Tuesday, September 9, 2014
9:30 a.m.:

United States v. Ruben Vargas  No. 14-6009/MC
(Appellee) (Appellant)

Counsel for Appellant:  LtCol Richard A. Viczorek, USMCR
——————————– (supplement)
—————————————– (reply)
Counsel for Appellee:  Maj David N. Roberts, USMC (answer)

Case Summary: Special court-martial prosecution for assault consummated by a battery. Granted issue questions whether the Navy-Marine Corps Court of Criminal Appeals erroneously interpreted Article 62, UCMJ, to allow a Government appeal of the military judge’s denial of a continuance request as well as the military judge’s order resting the Government’s case.

NOTE: Counsel for each side will be allotted 20 minutes to present oral argument.

I discussed the NMCCA’s decision in Vargas in a March post titled: The NMCCA finds that Article 62 authorizes appeals of recesses.

The online version of CAAF’s daily journal is usually a full day behind (i.e., today’s update posted yesterday’s activity), so while I normally post the daily journal entry for CAAF grants, we won’t have that until tomorrow at the earliest.

In what looks like one hot mess of a case, the NMCCA finds that Article 62 authorizes a Government appeal of “the military judge’s decision to deny the Government’s request for an overnight recess and then sua sponte resting the Government’s case over its objection.” United States v. Vargas, No. 201300426 (N-M.Ct.Crim.App. Feb. 28, 2014) (link to unpub. op.).

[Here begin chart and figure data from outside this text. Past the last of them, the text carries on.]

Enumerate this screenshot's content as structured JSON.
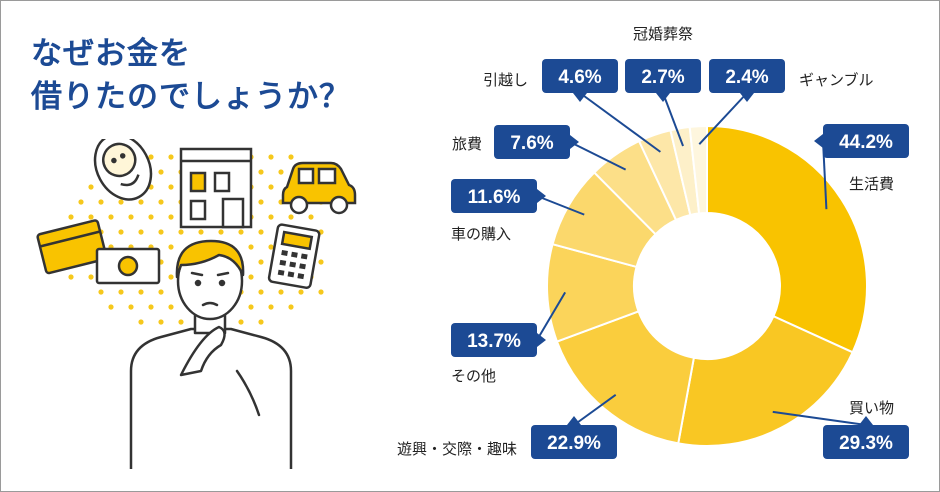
{
  "title": {
    "line1": "なぜお金を",
    "line2": "借りたのでしょうか？"
  },
  "colors": {
    "title": "#1c4a94",
    "label_box": "#1c4a94",
    "segments": [
      "#f9c300",
      "#f9c723",
      "#facd3d",
      "#fbd45a",
      "#fbd86c",
      "#fcdf88",
      "#fde7a8",
      "#fdf0c9",
      "#fef6de"
    ]
  },
  "illustration": {
    "description_icons": [
      "baby-icon",
      "house-icon",
      "car-icon",
      "credit-card-icon",
      "cash-icon",
      "calculator-icon",
      "thinking-person-icon"
    ]
  },
  "chart_data": {
    "type": "pie",
    "donut": true,
    "start": "top-clockwise",
    "unit": "%",
    "categories": [
      "生活費",
      "買い物",
      "遊興・交際・趣味",
      "その他",
      "車の購入",
      "旅費",
      "引越し",
      "冠婚葬祭",
      "ギャンブル"
    ],
    "values": [
      44.2,
      29.3,
      22.9,
      13.7,
      11.6,
      7.6,
      4.6,
      2.7,
      2.4
    ],
    "labels": [
      "44.2%",
      "29.3%",
      "22.9%",
      "13.7%",
      "11.6%",
      "7.6%",
      "4.6%",
      "2.7%",
      "2.4%"
    ]
  }
}
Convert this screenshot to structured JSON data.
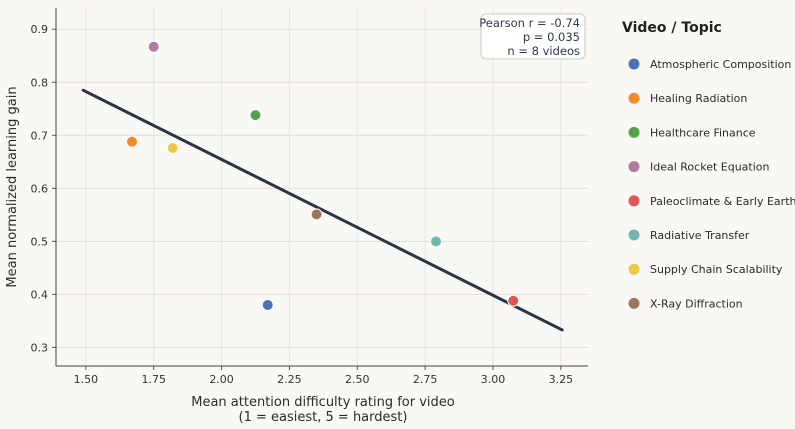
{
  "chart_data": {
    "type": "scatter",
    "xlabel": "Mean attention difficulty rating for video",
    "xlabel_sub": "(1 = easiest, 5 = hardest)",
    "ylabel": "Mean normalized learning gain",
    "xlim": [
      1.39,
      3.35
    ],
    "ylim": [
      0.265,
      0.94
    ],
    "xticks": [
      1.5,
      1.75,
      2.0,
      2.25,
      2.5,
      2.75,
      3.0,
      3.25
    ],
    "xtick_labels": [
      "1.50",
      "1.75",
      "2.00",
      "2.25",
      "2.50",
      "2.75",
      "3.00",
      "3.25"
    ],
    "yticks": [
      0.3,
      0.4,
      0.5,
      0.6,
      0.7,
      0.8,
      0.9
    ],
    "ytick_labels": [
      "0.3",
      "0.4",
      "0.5",
      "0.6",
      "0.7",
      "0.8",
      "0.9"
    ],
    "grid": true,
    "legend_title": "Video / Topic",
    "legend_position": "right",
    "points": [
      {
        "name": "Atmospheric Composition",
        "x": 2.17,
        "y": 0.38,
        "color": "#4c72b0"
      },
      {
        "name": "Healing Radiation",
        "x": 1.67,
        "y": 0.688,
        "color": "#f0892a"
      },
      {
        "name": "Healthcare Finance",
        "x": 2.125,
        "y": 0.738,
        "color": "#55a24a"
      },
      {
        "name": "Ideal Rocket Equation",
        "x": 1.75,
        "y": 0.867,
        "color": "#b07aa1"
      },
      {
        "name": "Paleoclimate & Early Earth",
        "x": 3.075,
        "y": 0.388,
        "color": "#e05759"
      },
      {
        "name": "Radiative Transfer",
        "x": 2.79,
        "y": 0.5,
        "color": "#6fb6b1"
      },
      {
        "name": "Supply Chain Scalability",
        "x": 1.82,
        "y": 0.676,
        "color": "#edc948"
      },
      {
        "name": "X-Ray Diffraction",
        "x": 2.35,
        "y": 0.551,
        "color": "#9c755f"
      }
    ],
    "fit_line": {
      "x": [
        1.49,
        3.255
      ],
      "y": [
        0.785,
        0.333
      ],
      "color": "#2a3347"
    },
    "annotation": [
      "Pearson r = -0.74",
      "p = 0.035",
      "n = 8 videos"
    ]
  }
}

The appellee is a Marine Staff Sergeant and the case is a special court-martial with members for a single specification of assault consummated by a battery. Trial began on October 22, 2013, and was docketed for three days. The Government planned to call seven witnesses; four on the first day and three on the second day. But “[o]n day one of the appellee’s trial, empanelment of the members was completed by noon and the testimony of the Government’s first four witnesses concluded at approximately 1400.” Slip op. at 2. The other three witnesses weren’t available yet, and so the Government requested a recess until the next morning. The Defense opposed the request, and the military judge denied the request. Then the follow exchange took place:

MJ: So your motion is denied. Do you have anything  else?

TC: Yes, ma’am. Given that ruling by the military judge, at this time, the government intends to offer – to exercise its right to an interlocutory appeal under Article 62 of the Uniform Code of Military Justice. The government intends to provide 72-hour written notice to the military judge upon recess from this court.

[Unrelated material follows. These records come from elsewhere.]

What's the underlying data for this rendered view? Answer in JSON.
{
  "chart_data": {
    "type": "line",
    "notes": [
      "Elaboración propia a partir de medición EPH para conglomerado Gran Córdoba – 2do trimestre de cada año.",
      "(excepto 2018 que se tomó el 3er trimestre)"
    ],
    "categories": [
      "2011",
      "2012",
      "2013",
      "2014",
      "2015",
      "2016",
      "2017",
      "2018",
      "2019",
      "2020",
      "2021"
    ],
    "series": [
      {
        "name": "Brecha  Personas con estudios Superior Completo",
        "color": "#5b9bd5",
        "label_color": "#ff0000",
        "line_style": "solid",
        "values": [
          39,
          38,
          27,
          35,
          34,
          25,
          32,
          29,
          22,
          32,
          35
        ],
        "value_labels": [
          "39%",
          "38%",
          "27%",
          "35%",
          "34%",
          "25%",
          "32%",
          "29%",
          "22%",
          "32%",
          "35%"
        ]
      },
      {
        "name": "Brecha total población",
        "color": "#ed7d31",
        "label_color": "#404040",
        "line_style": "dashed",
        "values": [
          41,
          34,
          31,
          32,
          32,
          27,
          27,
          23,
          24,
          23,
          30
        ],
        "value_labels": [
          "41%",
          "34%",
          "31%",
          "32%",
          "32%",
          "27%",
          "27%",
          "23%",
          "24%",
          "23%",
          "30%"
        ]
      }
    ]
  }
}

MJ: You may do so. But, I am not obliged to continue the case while you do that, and I am declining to exercise that continuance so that you may do that. You may do it simultaneously with this case, but we are going to proceed.

Slip op. at 3. Notably, R.C.M. 908(b)(1) states: “After an order or ruling which may be subject to an appeal by the United States, the court-martial may not proceed, except as to matters unaffected by the ruling or order, if the trial counsel requests a delay to determine whether to file notice of appeal under this rule” (emphasis added). More on this in a moment.

The members were recalled and the military judge rested the Government’s case. The Defense immediately also rested, and then the Defense moved for a finding of not guilty under R.C.M. 917 based on the inadequacy of the case presented by the Government up to that point (though one would think four witnesses would be enough to prove a battery…). But the judge denied the Defense motion.

The judge then acknowledged the requirement of R.C.M. 908 and recessed the case for the Government appeal. But the Government didn’t appeal. Rather, it moved for reconsideration. The next morning (presumably with the three witnesses available and ready to testify) “the military judge made findings of fact and reaffirmed her earlier decision denying the Government’s request to recess the trial.” Slip op. at 5. That would be the recess that would have run from the afternoon before to that very morning (had it been granted, of course). Then the Government appealed. And now the CCA grants the Government appeal.